In order to prevent (continuation of) physical aggression, both risk and protective factors should be targeted, at least as much as the disruptive behaviors themselves (Hughes and Ensor 2006). Maternal RF seems an interesting candidate for incorporation in prevention and intervention programs (Katznelson 2014; Ordway et al. 2014a, b). The primary aim of any RF-based program must be the development of a reflective stance in parents (Slade 2007b). This is based on the presumption that helping mothers develop a reflective stance would enable them to become more sensitive, regulating, and autonomy-promoting parents, resulting in a positive effect on a range of developmental outcomes in the infant (Ordway et al. 2014a, b; Sadler et al. 2013; Slade 2007b). Three areas are of particular interest for interventions aiming to enhance RF during pregnancy: 1) mentalizing about the self as a mother; 2) mentalizing the baby as having a separate mind; and 3) mentalizing about the emerging relationship with the fetus (Markin 2013). There are various strategies to encourage maternal RF (Markin 2013; Sadler et al. 2013, 2006).
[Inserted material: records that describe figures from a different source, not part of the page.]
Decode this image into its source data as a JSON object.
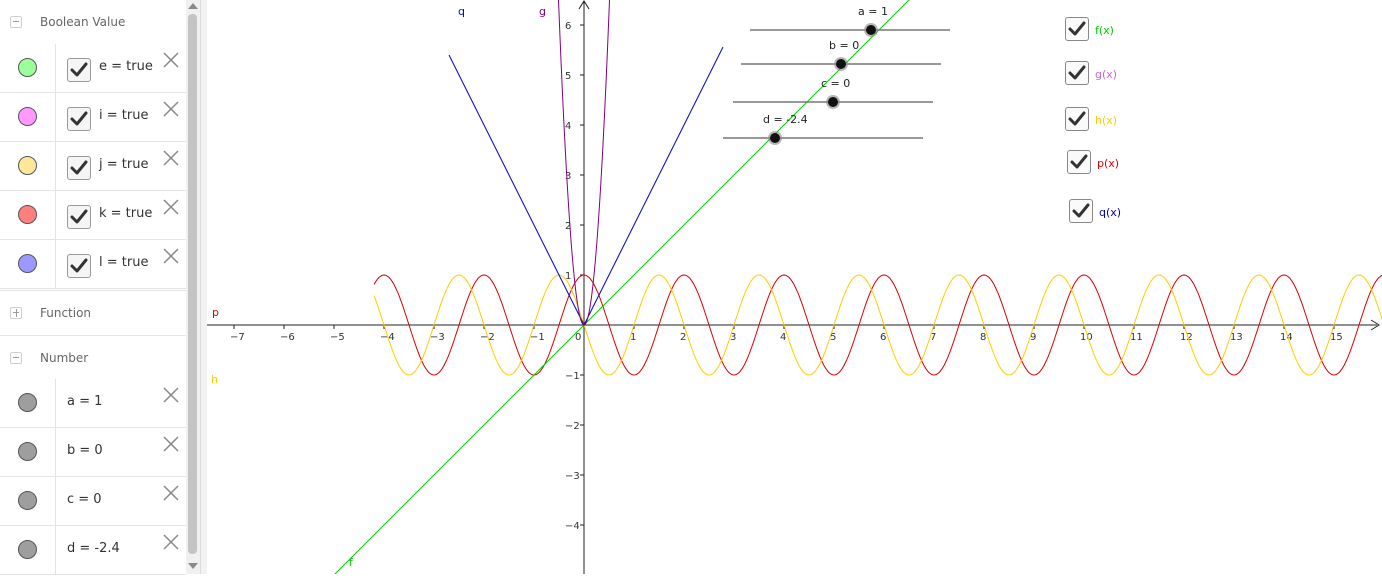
{
  "algebra": {
    "boolean_header": "Boolean Value",
    "function_header": "Function",
    "number_header": "Number",
    "booleans": [
      {
        "text": "e = true",
        "color": "#99ff99"
      },
      {
        "text": "i = true",
        "color": "#ff99ff"
      },
      {
        "text": "j = true",
        "color": "#ffe699"
      },
      {
        "text": "k = true",
        "color": "#ff7f7f"
      },
      {
        "text": "l = true",
        "color": "#9999ff"
      }
    ],
    "numbers": [
      {
        "text": "a = 1",
        "color": "#9e9e9e"
      },
      {
        "text": "b = 0",
        "color": "#9e9e9e"
      },
      {
        "text": "c = 0",
        "color": "#9e9e9e"
      },
      {
        "text": "d = -2.4",
        "color": "#9e9e9e"
      }
    ]
  },
  "graph": {
    "x_ticks": [
      "−7",
      "−6",
      "−5",
      "−4",
      "−3",
      "−2",
      "−1",
      "0",
      "1",
      "2",
      "3",
      "4",
      "5",
      "6",
      "7",
      "8",
      "9",
      "10",
      "11",
      "12",
      "13",
      "14",
      "15"
    ],
    "y_ticks": [
      "−4",
      "−3",
      "−2",
      "−1",
      "1",
      "2",
      "3",
      "4",
      "5",
      "6"
    ],
    "curve_labels": {
      "q": "q",
      "g": "g",
      "p": "p",
      "h": "h",
      "f": "f"
    },
    "colors": {
      "f": "#00cc00",
      "g": "#800080",
      "h": "#ffcc00",
      "p": "#dd0000",
      "q": "#0000cc"
    },
    "sliders": [
      {
        "label": "a = 1",
        "value": 1
      },
      {
        "label": "b = 0",
        "value": 0
      },
      {
        "label": "c = 0",
        "value": 0
      },
      {
        "label": "d = -2.4",
        "value": -2.4
      }
    ],
    "checkboxes": [
      {
        "label": "f(x)",
        "color": "#00cc00",
        "checked": true
      },
      {
        "label": "g(x)",
        "color": "#cc66cc",
        "checked": true
      },
      {
        "label": "h(x)",
        "color": "#ffcc00",
        "checked": true
      },
      {
        "label": "p(x)",
        "color": "#dd0000",
        "checked": true
      },
      {
        "label": "q(x)",
        "color": "#0000cc",
        "checked": true
      }
    ]
  }
}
For example, clinical care and counseling may include the clinician modeling a reflective stance, reviewing recorded mother-infant interactions, and putting emotions that underlie behaviors into words for mother or infant (Slade 2007b). The ability to reflect on the child’s mental states in relation to their behavior may provide parents an outline that can help them learn that, when confronted with child-rearing issues (e.g., tantrums, aggression), trying to understand their child’s mental states can help determine how to respond (Ordway et al. 2014b). The present study underlines this notion by providing evidence for the existence of associations between (prenatal) RF and infant physical aggression over time. Results also showed that RF should not be studied in isolation, as factors such as level of intrusive parenting, but probably other factors as well, have a moderating influence on RF-behavior associations.